Editorial
As I write, the new Poet Laureate has not been named. And soundings among poets suggest that most of them see no need to have a laureate at all. The post has been held by a number of bad writers; it has caused even good writers to produce rubbish. Is there any reason why we should take it seriously?
Yet someone is going to get the job, and it will not be a scribbler; about the time you read this, you should know who he or she is. That person will have the chance to give contemporary poetry a high profile. There is no rule saying they have to write loyal odes to the Royal Family or patriotic hymns the next time Blair bombs Iraq. What they are expected to do is write public poetry (but only when they feel they can produce something worthy), and this will then appear in newspapers and be read by people who normally never pick up a poetry book.
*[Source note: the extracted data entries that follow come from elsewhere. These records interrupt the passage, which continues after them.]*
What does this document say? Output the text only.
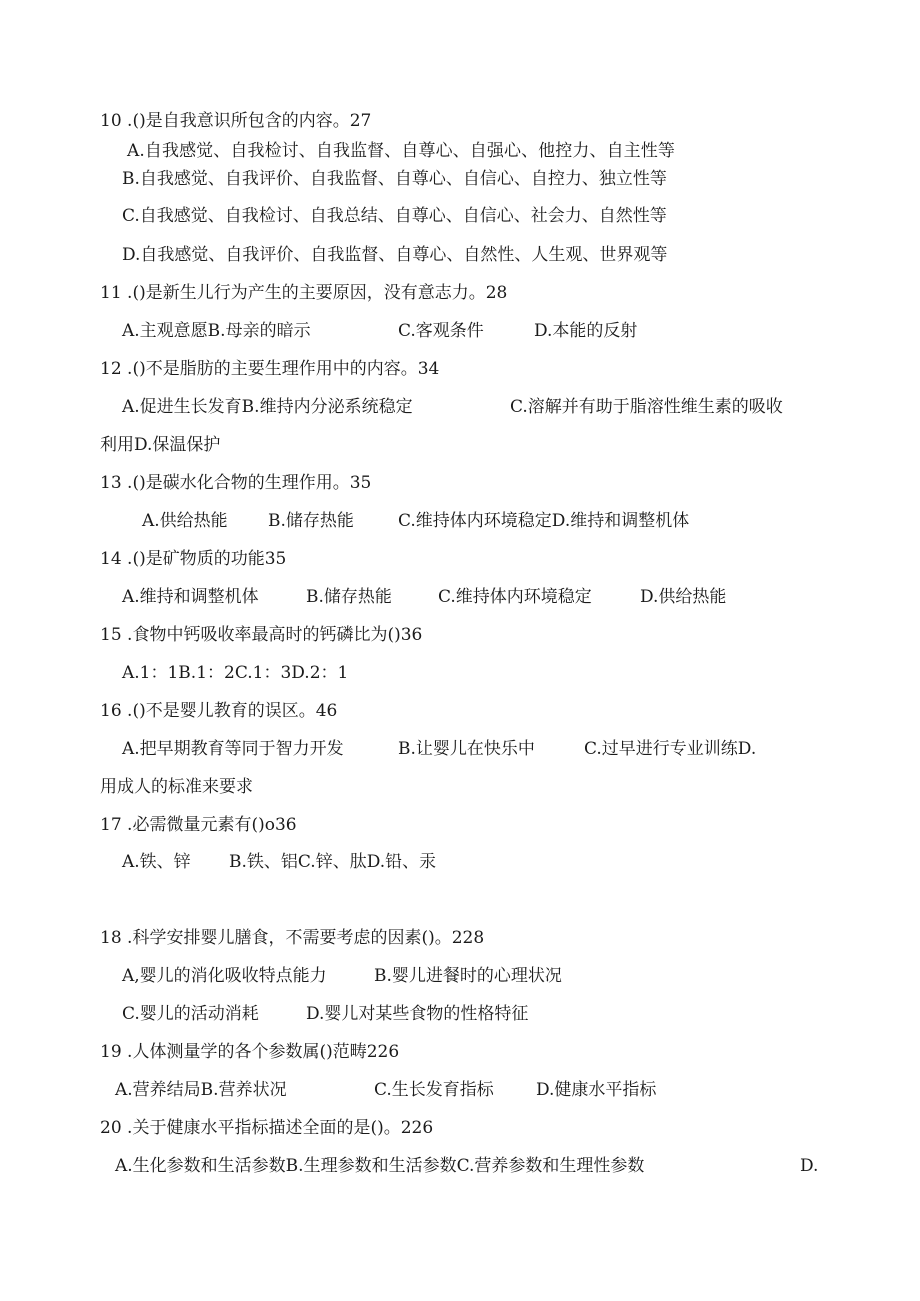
10 .()是自我意识所包含的内容。27
A.自我感觉、自我检讨、自我监督、自尊心、自强心、他控力、自主性等
B.自我感觉、自我评价、自我监督、自尊心、自信心、自控力、独立性等
C.自我感觉、自我检讨、自我总结、自尊心、自信心、社会力、自然性等
D.自我感觉、自我评价、自我监督、自尊心、自然性、人生观、世界观等
11 .()是新生儿行为产生的主要原因，没有意志力。28
A.主观意愿B.母亲的暗示	C.客观条件	D.本能的反射
12 .()不是脂肪的主要生理作用中的内容。34
A.促进生长发育B.维持内分泌系统稳定	C.溶解并有助于脂溶性维生素的吸收
利用D.保温保护
13 .()是碳水化合物的生理作用。35
A.供给热能 B.储存热能	C.维持体内环境稳定D.维持和调整机体
14 .()是矿物质的功能35
A.维持和调整机体	B.储存热能	C.维持体内环境稳定	D.供给热能
15 .食物中钙吸收率最高时的钙磷比为()36
A.1：1B.1：2C.1：3D.2：1
16 .()不是婴儿教育的误区。46
A.把早期教育等同于智力开发	B.让婴儿在快乐中	C.过早进行专业训练D.
用成人的标准来要求
17 .必需微量元素有()o36
A.铁、锌 B.铁、铝C.锌、肽D.铅、汞
18 .科学安排婴儿膳食，不需要考虑的因素()。228
A,婴儿的消化吸收特点能力	B.婴儿进餐时的心理状况
C.婴儿的活动消耗	D.婴儿对某些食物的性格特征
19 .人体测量学的各个参数属()范畴226
A.营养结局B.营养状况	C.生长发育指标 D.健康水平指标
20 .关于健康水平指标描述全面的是()。226
A.生化参数和生活参数B.生理参数和生活参数C.营养参数和生理性参数	D.
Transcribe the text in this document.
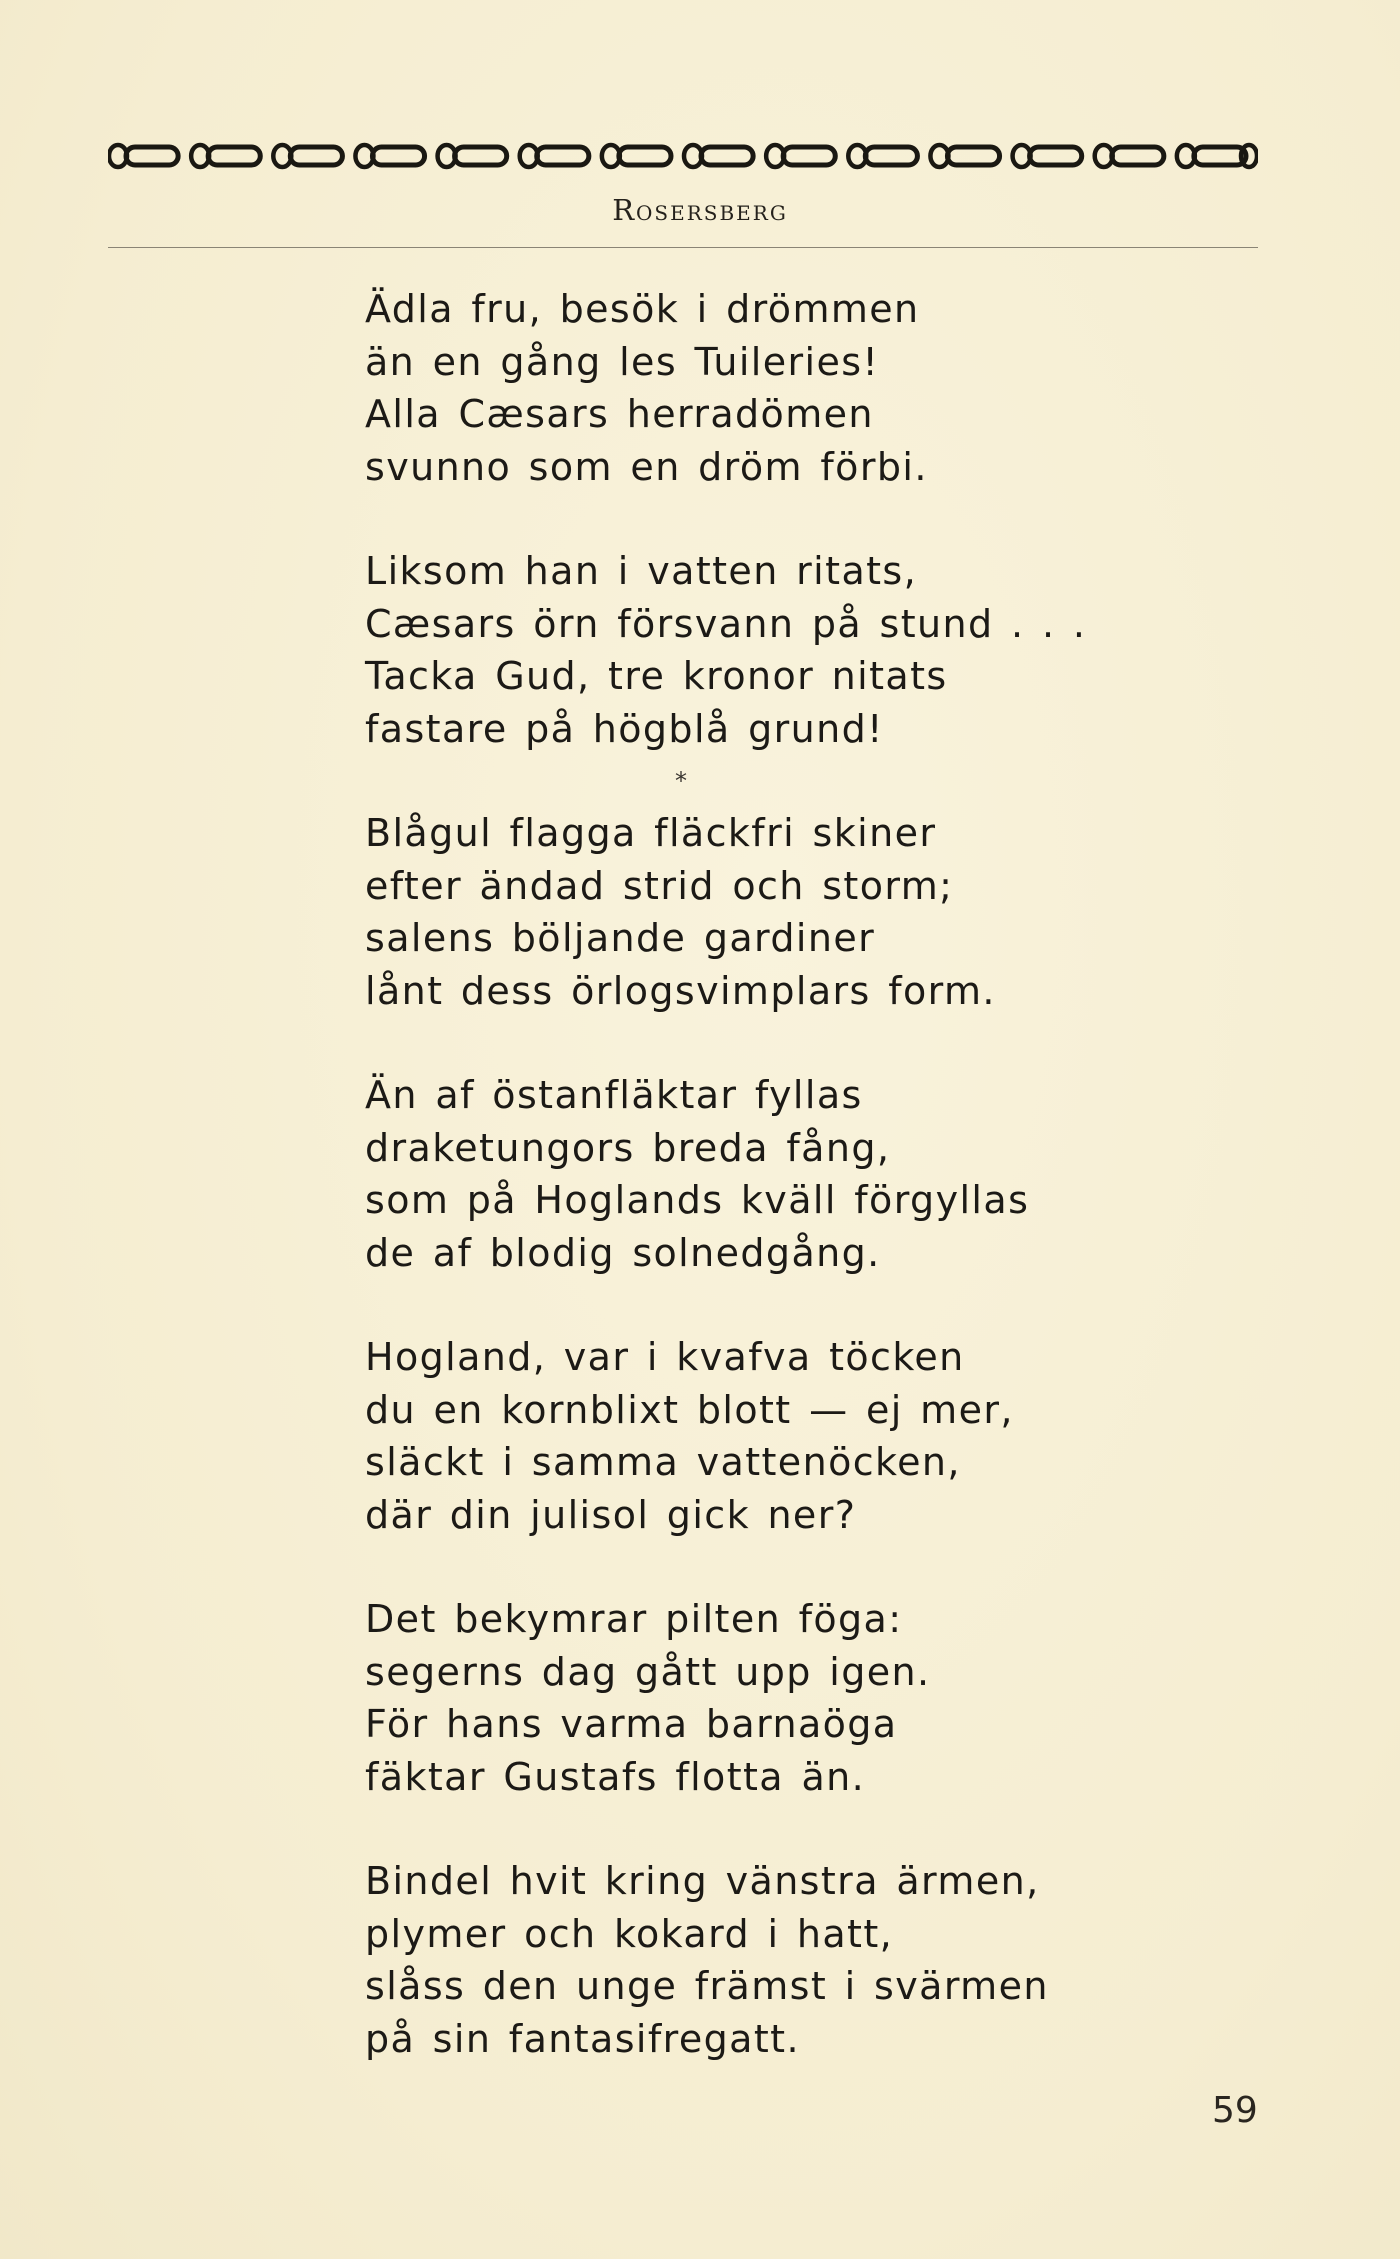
Rosersberg
Ädla fru, besök i drömmen
än en gång les Tuileries!
Alla Cæsars herradömen
svunno som en dröm förbi.
Liksom han i vatten ritats,
Cæsars örn försvann på stund . . .
Tacka Gud, tre kronor nitats
fastare på högblå grund!
*
Blågul flagga fläckfri skiner
efter ändad strid och storm;
salens böljande gardiner
lånt dess örlogsvimplars form.
Än af östanfläktar fyllas
draketungors breda fång,
som på Hoglands kväll förgyllas
de af blodig solnedgång.
Hogland, var i kvafva töcken
du en kornblixt blott — ej mer,
släckt i samma vattenöcken,
där din julisol gick ner?
Det bekymrar pilten föga:
segerns dag gått upp igen.
För hans varma barnaöga
fäktar Gustafs flotta än.
Bindel hvit kring vänstra ärmen,
plymer och kokard i hatt,
slåss den unge främst i svärmen
på sin fantasifregatt.
59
One also hopes that they wouldn’t only be interested in pushing their own work but would try to get other people’s verses into the schools, on the buses, and over the air.
Most poetry is private, of course. But I receive quite a lot of political poetry, much of it concerned with Northern Ireland as in the work of Jim Greenhalf and Mike Jenkins. In such cases I have to consider whether printing it will help, or anyway not harm the peace process; writing is part of the way we interpret our society to ourselves and, therefore, public.
So the Laureateship should go, not to the best living poet, not even to the best poet who is prepared to take it, but to the person most able to raise the status of poetry in the English-speaking world. If it happens to be a woman, for the first time ever, that would be particularly good news.